Son lugares perfectos para las clases de conducción, una especie de antesala de meditación antes del ingreso a la batalla de los carriles. Pequeñas esquinas olvidadas o calles que no llevan a ninguna parte o carreteras muertas en las afueras o retazos de pavimento cerca a una cancha. La mayoría de la gente ignora esos recodos donde la ciudad se detiene. Por algún azar han quedado en un punto muerto y ahora cunde el silencio, son las garitas para oír el ronroneo que entrega la ciudad de todos los días, el murmullo que dejan los giros de su motorcito de gasolina, de pilas, de cuerda, de ansiedades.

Visito con frecuencia una de esas pistas mudas, en el pie de un cerro, al norte de la ciudad. No tiene ese sitio una belleza particular. Solo que parece una antigüedad sin el lustre opaco del desgaste, si lo comparáramos con un hombre sería como esos adolescentes que se han graduado de templanza a temprana edad y se han convertido en ancianos prematuros.

Lo primero que me conmueve en el lugar de enseñanza son las clases en pareja. Casi siempre los hombres están enseñando a sus amigas, novias o esposas a manejar una moto. Son los tiempos delicados de las primeras lecciones, las horas de la comprensión. No verán ustedes a parejas peleando, no hay reproches, solo indicaciones mirando a los ojos, felicitaciones melosas, mansos llamados de atención. Y las risas que siempre acompañan las primeras torpezas. Es seguro que después de esas clases las parejas se entregan renovadas licencias. Si quieren ver ternura no vayan al cine ni a los parques ni a las ciudades de hierro, caminen al final de la mañana hasta esos secretos campo de conducción.

Pero no todo se queda en el romanticismo del freno, el clutch y el acelerador. Este parque involuntario tiene además una fauna variada de perros y gatos callejeros. Porque hay vida más allá de los talleres, las plazas de mercado y los basureros a cielo abierto. Los fines de semana las mascotas y los animales de campo tienen encuentros cercanos del tercer tipo e intercambian olores desconocidos: talcos contra pantano, almendras de los paños húmedos vs. cobijas de la carreta del reciclador. Los gritos de algunos amos son lo único que rompe la calma del lugar.

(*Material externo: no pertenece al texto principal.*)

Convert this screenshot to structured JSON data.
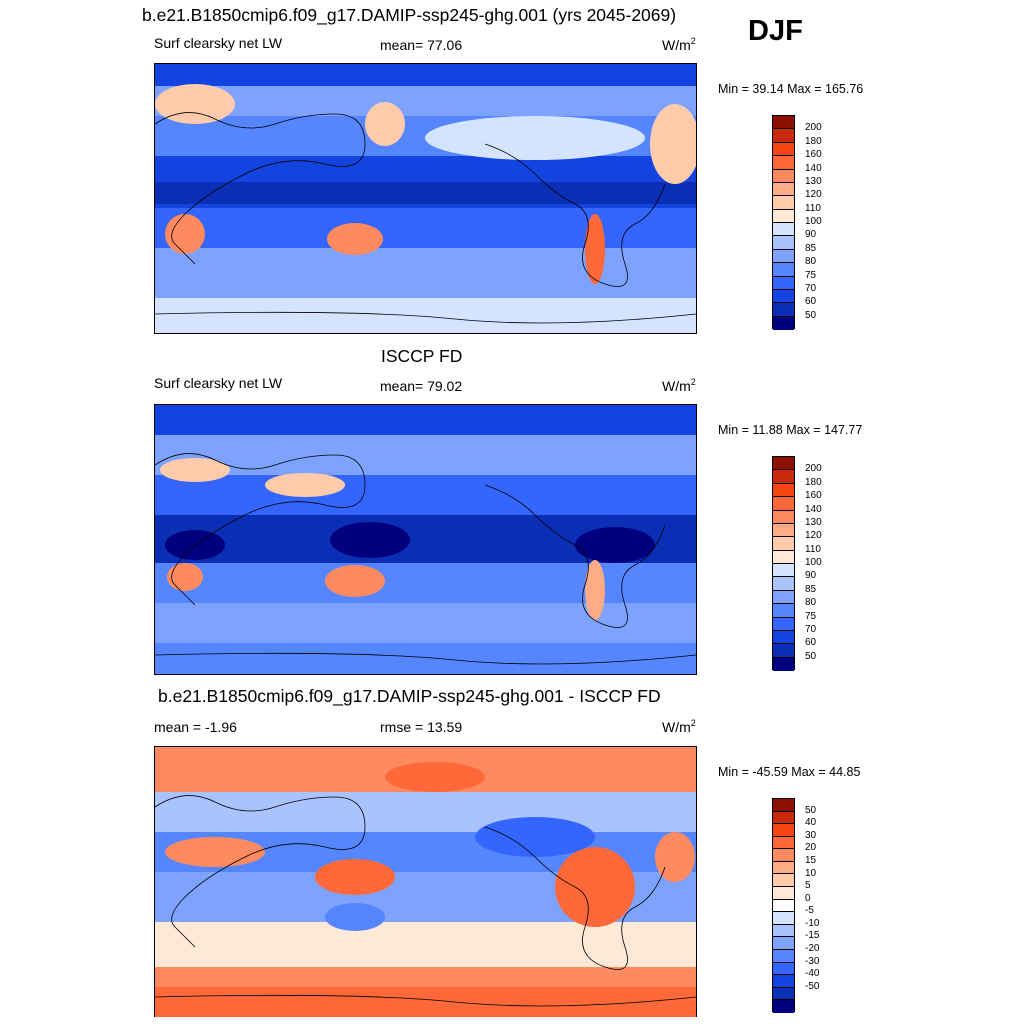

Allí nunca faltan los espectadores ensoñados que vigilan la pista desde unas terrazas construidas para der estabilidad a la base del cerro. Allá están siempre los solitarios. Hombres o mujeres en actitud de meditación. Algunos dejan ver el humo frondoso de la hierba o la fumada deshecha del tabaco. Piensan desde lo alto ¿Califican las lecciones, reprueban a los alumnos, envidian el candor de los profesores? “Cada hombre, en la noche, lleva un problema”, escribió Roberto Arlt pensando en los caminantes que desafían la oscuridad y el silencio en las ciudades. También he visto algo en la frente de esos silenciosos que parecen juzgarse recostados contra el cerro.

También son habituales en ese paraje los hombres que caminan empuñando un palo. Tienen algo de pastores sin rebaño, de pensadores sin mucho seso. No amenazan ni buscan defensa, llevan su bastón con total naturalidad. Si salieran de ese pequeño oasis, si caminaran doscientos metros, serían tenidos por locos y la gente se cambiaría de acera al verlos. Pero al lado del cerro parecen listos a soltar un pequeño sermón: “con la vara que midáis seréis medido”.

Corcovean los carros y las motos, todo transcurre muy despacio en la pista, quienes corren o patinan o caminan pasan de largo por ese lugar espeso, cubierto cada tanto con la plaga de pelusas que dejan los grandes balsos que dan sombra a lado y lado. A las seis de la tarde el lugar está vacío. No es un sitio apto para la oscuridad, nadie se atreve a averiguar las lecciones que podría dejar el cambio de humor de su noche.